Phyllis Jordan, editorial director at FutureEd and author of the report, said it’s clear that students missing half the school year need a lot of support. But if a student who just logs in briefly is counted present, that “makes it hard to figure out who’s in trouble,” she said.

To improve attendance among those most at risk of disconnecting from school, Connecticut spent almost $11 million from last year’s relief packages to create the — or LEAP — which includes home visits, summer learning programs, housing assistance and mental health support in 15 districts. State leaders also meet weekly with district representatives to discuss attendance issues among homeless students, English learners and other groups of students with higher than average absenteeism.

“We know the reasons for chronic absence are as many as there are kids,” said John Frassinelli, director of the department’s division of school health, nutrition, family services and adult education. “It’s really about establishing and re-establishing relationships with families.”

The East Haven Public Schools, south of Hartford, isn’t part of LEAP, but educators still routinely tracked attendance data to identify which students needed additional support. And when the district held standardized testing, Chris Brown, principal of Tuttle School, invited remote students to sit at desks outside the building to take the assessment.

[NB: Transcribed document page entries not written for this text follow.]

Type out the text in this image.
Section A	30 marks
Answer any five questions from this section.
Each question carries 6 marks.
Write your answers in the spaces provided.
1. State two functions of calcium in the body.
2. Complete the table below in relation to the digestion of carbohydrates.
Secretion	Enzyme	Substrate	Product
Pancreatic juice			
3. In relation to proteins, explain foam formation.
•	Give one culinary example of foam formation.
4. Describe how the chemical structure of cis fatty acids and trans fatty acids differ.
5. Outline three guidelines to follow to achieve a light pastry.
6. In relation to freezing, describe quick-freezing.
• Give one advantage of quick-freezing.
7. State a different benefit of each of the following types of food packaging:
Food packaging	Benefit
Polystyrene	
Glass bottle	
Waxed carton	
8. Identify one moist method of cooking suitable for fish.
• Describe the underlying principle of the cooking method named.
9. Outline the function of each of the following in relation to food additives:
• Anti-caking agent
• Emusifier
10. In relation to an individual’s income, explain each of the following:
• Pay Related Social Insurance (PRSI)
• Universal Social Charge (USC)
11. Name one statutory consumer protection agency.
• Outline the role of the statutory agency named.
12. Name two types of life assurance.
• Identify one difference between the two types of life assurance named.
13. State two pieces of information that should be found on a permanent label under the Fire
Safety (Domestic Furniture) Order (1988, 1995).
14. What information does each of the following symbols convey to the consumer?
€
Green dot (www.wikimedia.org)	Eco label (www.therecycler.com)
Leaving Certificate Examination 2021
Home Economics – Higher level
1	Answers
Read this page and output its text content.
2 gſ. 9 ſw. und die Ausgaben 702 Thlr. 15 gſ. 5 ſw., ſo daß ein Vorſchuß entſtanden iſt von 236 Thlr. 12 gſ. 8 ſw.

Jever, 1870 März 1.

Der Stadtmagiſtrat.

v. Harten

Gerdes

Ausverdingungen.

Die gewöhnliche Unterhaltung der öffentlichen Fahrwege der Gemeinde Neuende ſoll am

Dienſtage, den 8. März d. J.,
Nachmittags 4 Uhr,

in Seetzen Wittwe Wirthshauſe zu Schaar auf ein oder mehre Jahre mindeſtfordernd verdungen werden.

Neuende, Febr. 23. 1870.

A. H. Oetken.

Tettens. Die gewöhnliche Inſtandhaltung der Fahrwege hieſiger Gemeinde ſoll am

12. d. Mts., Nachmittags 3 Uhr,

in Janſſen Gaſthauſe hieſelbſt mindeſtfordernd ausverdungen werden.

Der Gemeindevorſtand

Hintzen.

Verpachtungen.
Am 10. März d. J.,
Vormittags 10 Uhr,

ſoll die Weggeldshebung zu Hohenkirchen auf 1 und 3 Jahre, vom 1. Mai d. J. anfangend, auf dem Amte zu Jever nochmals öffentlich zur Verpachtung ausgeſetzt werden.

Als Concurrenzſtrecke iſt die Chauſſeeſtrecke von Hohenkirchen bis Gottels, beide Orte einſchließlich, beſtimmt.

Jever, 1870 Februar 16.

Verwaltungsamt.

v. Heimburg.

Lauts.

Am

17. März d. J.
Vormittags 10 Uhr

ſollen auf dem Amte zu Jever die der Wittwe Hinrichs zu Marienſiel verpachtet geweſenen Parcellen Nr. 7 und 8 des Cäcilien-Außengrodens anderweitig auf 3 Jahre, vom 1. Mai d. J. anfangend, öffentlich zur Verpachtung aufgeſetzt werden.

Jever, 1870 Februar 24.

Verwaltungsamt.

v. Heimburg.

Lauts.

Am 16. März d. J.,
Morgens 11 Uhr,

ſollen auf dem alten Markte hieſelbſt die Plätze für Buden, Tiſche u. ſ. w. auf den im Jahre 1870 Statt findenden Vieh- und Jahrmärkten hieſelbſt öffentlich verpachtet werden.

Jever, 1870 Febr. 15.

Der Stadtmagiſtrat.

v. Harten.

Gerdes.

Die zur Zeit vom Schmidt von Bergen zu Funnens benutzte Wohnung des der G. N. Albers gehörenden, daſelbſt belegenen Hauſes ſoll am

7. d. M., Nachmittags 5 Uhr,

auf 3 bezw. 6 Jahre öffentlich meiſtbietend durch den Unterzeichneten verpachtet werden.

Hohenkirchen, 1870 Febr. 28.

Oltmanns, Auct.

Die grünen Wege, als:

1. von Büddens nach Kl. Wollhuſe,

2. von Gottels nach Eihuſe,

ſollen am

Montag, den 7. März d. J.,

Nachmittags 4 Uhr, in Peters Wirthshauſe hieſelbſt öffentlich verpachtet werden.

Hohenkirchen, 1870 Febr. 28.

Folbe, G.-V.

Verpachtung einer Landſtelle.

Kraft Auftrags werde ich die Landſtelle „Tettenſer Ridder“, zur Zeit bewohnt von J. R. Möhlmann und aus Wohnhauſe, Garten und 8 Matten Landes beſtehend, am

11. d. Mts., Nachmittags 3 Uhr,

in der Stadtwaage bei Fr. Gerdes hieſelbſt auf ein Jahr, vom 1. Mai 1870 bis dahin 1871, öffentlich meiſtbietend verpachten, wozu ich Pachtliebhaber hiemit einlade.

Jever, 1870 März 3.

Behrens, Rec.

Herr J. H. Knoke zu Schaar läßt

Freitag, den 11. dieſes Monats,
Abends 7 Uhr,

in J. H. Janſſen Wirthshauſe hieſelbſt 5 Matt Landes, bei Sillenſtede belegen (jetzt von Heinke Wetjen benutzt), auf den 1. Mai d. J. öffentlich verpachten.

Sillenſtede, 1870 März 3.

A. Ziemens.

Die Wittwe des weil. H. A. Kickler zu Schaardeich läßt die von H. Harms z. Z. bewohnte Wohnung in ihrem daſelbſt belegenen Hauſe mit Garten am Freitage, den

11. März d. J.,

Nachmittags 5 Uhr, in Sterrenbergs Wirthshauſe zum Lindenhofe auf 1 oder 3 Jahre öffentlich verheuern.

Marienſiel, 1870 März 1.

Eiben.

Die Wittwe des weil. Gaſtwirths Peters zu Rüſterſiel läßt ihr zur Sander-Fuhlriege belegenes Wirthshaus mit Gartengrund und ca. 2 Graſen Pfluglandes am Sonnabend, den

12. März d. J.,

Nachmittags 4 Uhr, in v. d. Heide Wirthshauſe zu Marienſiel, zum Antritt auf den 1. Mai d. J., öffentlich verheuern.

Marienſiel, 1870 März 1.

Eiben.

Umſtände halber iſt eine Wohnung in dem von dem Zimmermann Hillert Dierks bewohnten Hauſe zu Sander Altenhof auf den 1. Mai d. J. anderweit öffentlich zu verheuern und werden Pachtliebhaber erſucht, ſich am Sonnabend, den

The practice spread to other schools.

Schools in the East Haven Public Schools invited remote learners to take standardized tests outside at their schools. (East Haven Public Schools)

“It was how we could draw parents in and get them on campus just to talk to them a little bit,” said Superintendent Erica Forti.

In a FutureEd webinar Tuesday, Charlene Russell-Tucker, Connecticut’s acting education commissioner , discussed the importance of working with health, child welfare and other state agencies when addressing attendance challenges.

“We all have responsibility for the same group of children, so why not collaborate and share resources?” she asked, adding that this approach has been especially helpful when families are hard to reach. “Somebody knows where they are, so it’s really important for us to connect.”

‘All over the map’

Connecticut began capturing attendance for students learning in-person, in a hybrid model and fully remote and then reported it monthly — instead of at the end of the school year, which is more common. The change allowed district officials to respond more quickly when they saw patterns of poor attendance or participation in remote learning.

Chang added that if states or districts have outdated software programs that don’t allow them to track and report attendance for both in-person and remote students, they should consider using relief funds for an upgrade.

Connecticut’s process allowed educators to notice which students struggled the most with attendance and identify trends they might not have seen otherwise.

While districts nationally saw sharp declines in kindergarten enrollment, for example, the Connecticut data shows that those who did enroll still missed a lot of school. The data suggests “kids are going to be all over the map of where they are with learning” this fall, Chang said.

In ninth grade, there was a spike in chronic absence rates to almost 30 percent for students learning remotely, which Chang said likely points to the challenges students faced starting high school without in-person interaction with teachers and peers.

“All the things we typically would have done to ensure a smooth transition to high school did not happen for these kids,” Chang said. “If you start missing a lot of ninth grade and getting D’s and F’s, you are not on track for graduation.”

Chronic absence rates were highest among Black and Hispanic students, regardless of where they were learning, but fell sharply for Black students attending sixth grade in person. (Attendance Works, Connecticut State Department of Education)

Another trend at the high school level was more positive. In both fall and winter, there was little difference in chronic absence rates for students learning in person and in hybrid models.

To Chang, that suggests the flexibility of a hybrid schedule could benefit older students, especially those who need to work. “There are some things that we were forced to do by COVID that we might not want to give up,” she said.